AIMS was also forthcoming on other important points. Records of coral growth rates show no impact from agriculture. Large corals live centuries, and have annual growth rings like trees. They record their own rate of growth. If farming, which started about 100 years ago on the reef coast, was damaging the it, there should be a slowing of the growth rate. The records show no slowing when agriculture started a century ago, or when large-scale use of fertiliser and pesticides began in the 1950s.
I have written previously that AIMS has been negligent in not updating the GBR-average coral growth data for the past 15 years. We have the scandalous situation that there is data going back centuries – but nothing since 2005. AIMS claimed coral growth rates collapsed between 1990 and 2005, due to climate change; however, there is considerable doubt about this result because AIMS changed the methodology for the data between 1990 and 2005. At the Senate inquiry, under some duress, AIMS agreed it would be a good idea to update this data if the government will fund the project.
Updating the coral growth rate data will be a major step forward. It will prove or disprove the doubtful decline between 1990 and 2005. It will also give the complete record of how the GBR has fared in the past 15 years, a period when scientists have become more strident in their claims that it is on its last legs.
Hardisty, to his credit, has recently implemented red-blue teams within his organisation to help with quality assurance of the work that AIMS produces. A red team is a group of scientists that takes a deliberately antagonist approach to check, test and replicate scientific evidence. A genuine red team is a far more rigorous quality assurance approach than the present system used in science – peer review – which is often little more than a quick read of the work by the scientist’s mates.

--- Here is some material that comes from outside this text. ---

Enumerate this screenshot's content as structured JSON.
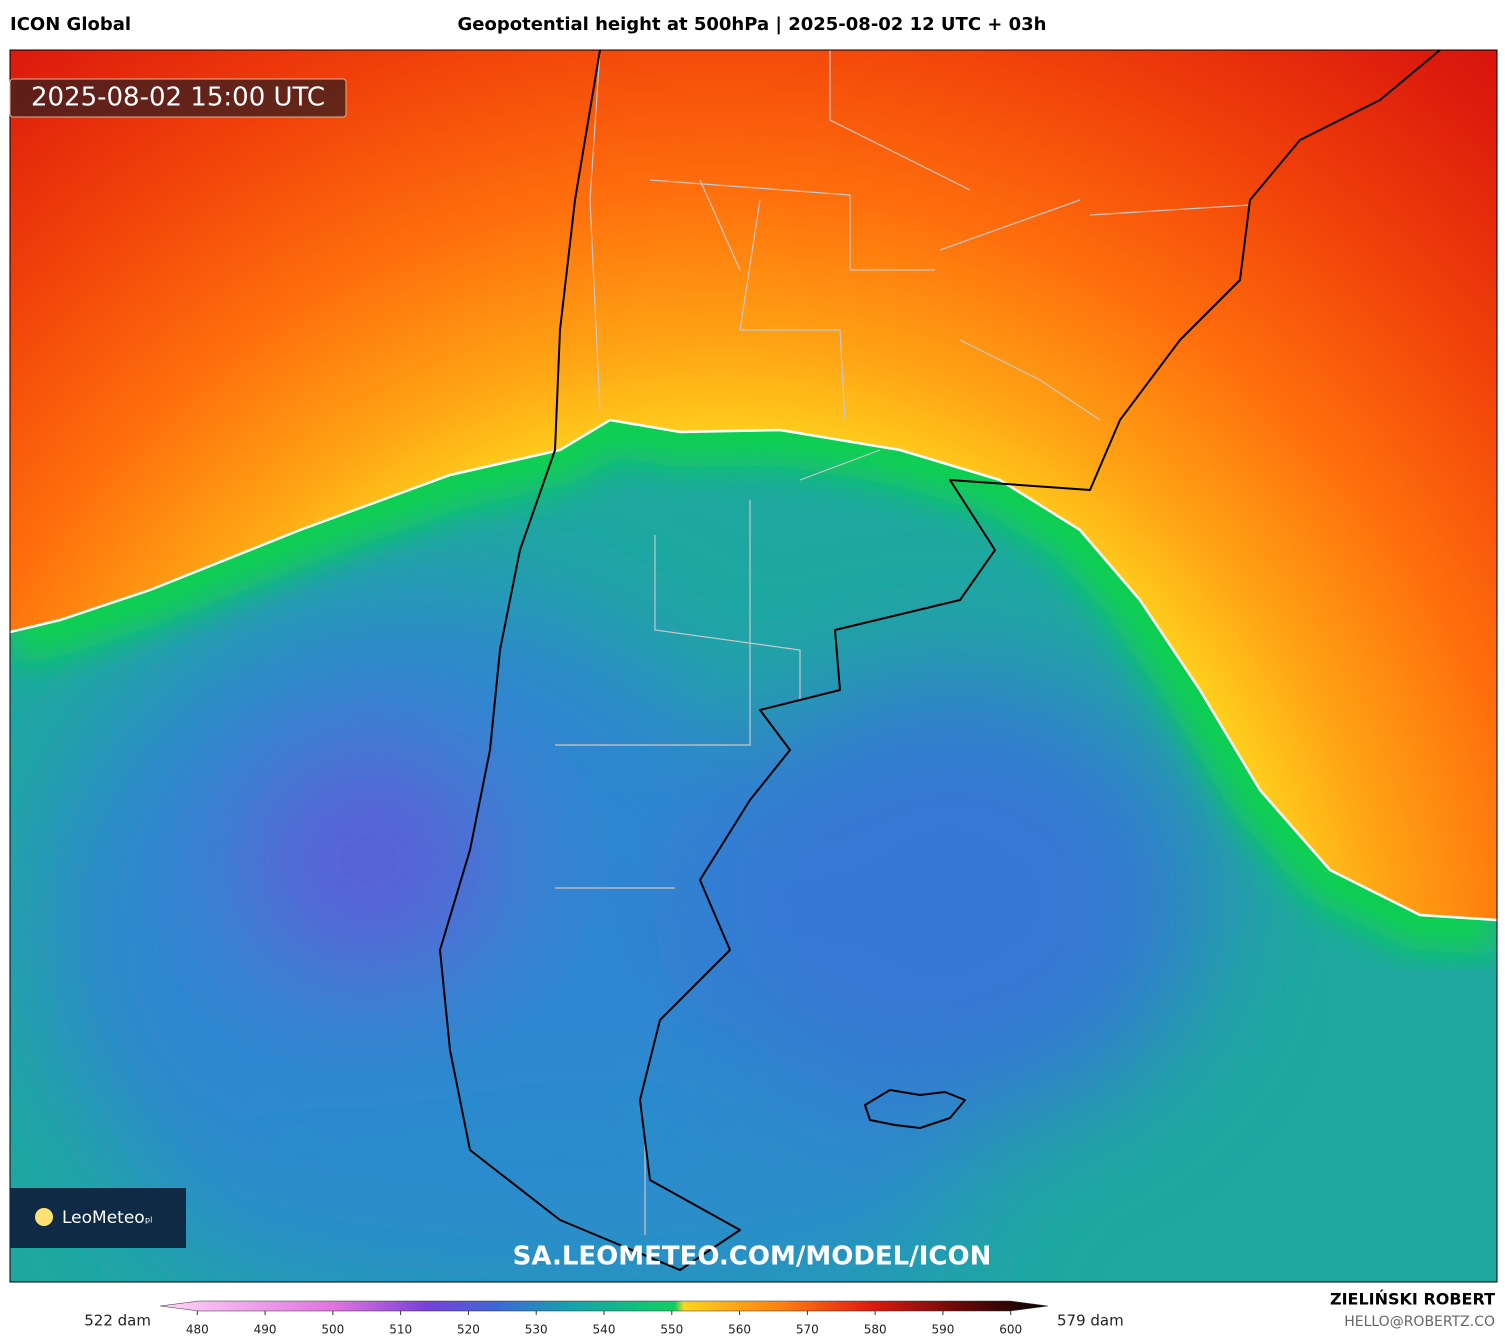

What AIMS has done internally is similar to what I have been proposing – an Office of Science Quality Assurance that would check, test, and replicate scientific evidence used for public policy.
Unfortunately, Hardisty’s commitment to quality in science was not reflected by many other important witnesses at the Senate inquiry. Many are in denial and resorted to shooting the messengers. An extract from a letter signed by Professor Ian Chubb, a former Australian chief scientist, was read out by Senator Kim Carr.
Disputing the conventional wisdom on the reef was likened to denying that tobacco causes cancer, or that lead in petrol is a health risk. Worse still, the reason sceptics do this, apparently, is “usually money”. Scientists such as Dr Piers Larcombe, the pre-eminent expert on the movement of sediment on the reef, with decades of experience, is thus written off as a corrupt charlatan.
It is scientific “cancel culture”. It is easier than confronting Larcombe’s evidence that farming has very limited impact on the GBR.
It is customary to be very cynical of our politicians, but it was senators Roberts, Rennick, Canavan and McDonald who forced some truth from our generally untrustworthy science institutions. Only our politicians can save us from them.
The evidence about the reef will not be buried forever. All the data indicates agriculture is having a negligible impact on the reef, and recent draconian Queensland legislation against farmers is unwarranted. And this issue will be influential come the Queensland state election on October 31.
Peter Ridd is an independent scientist.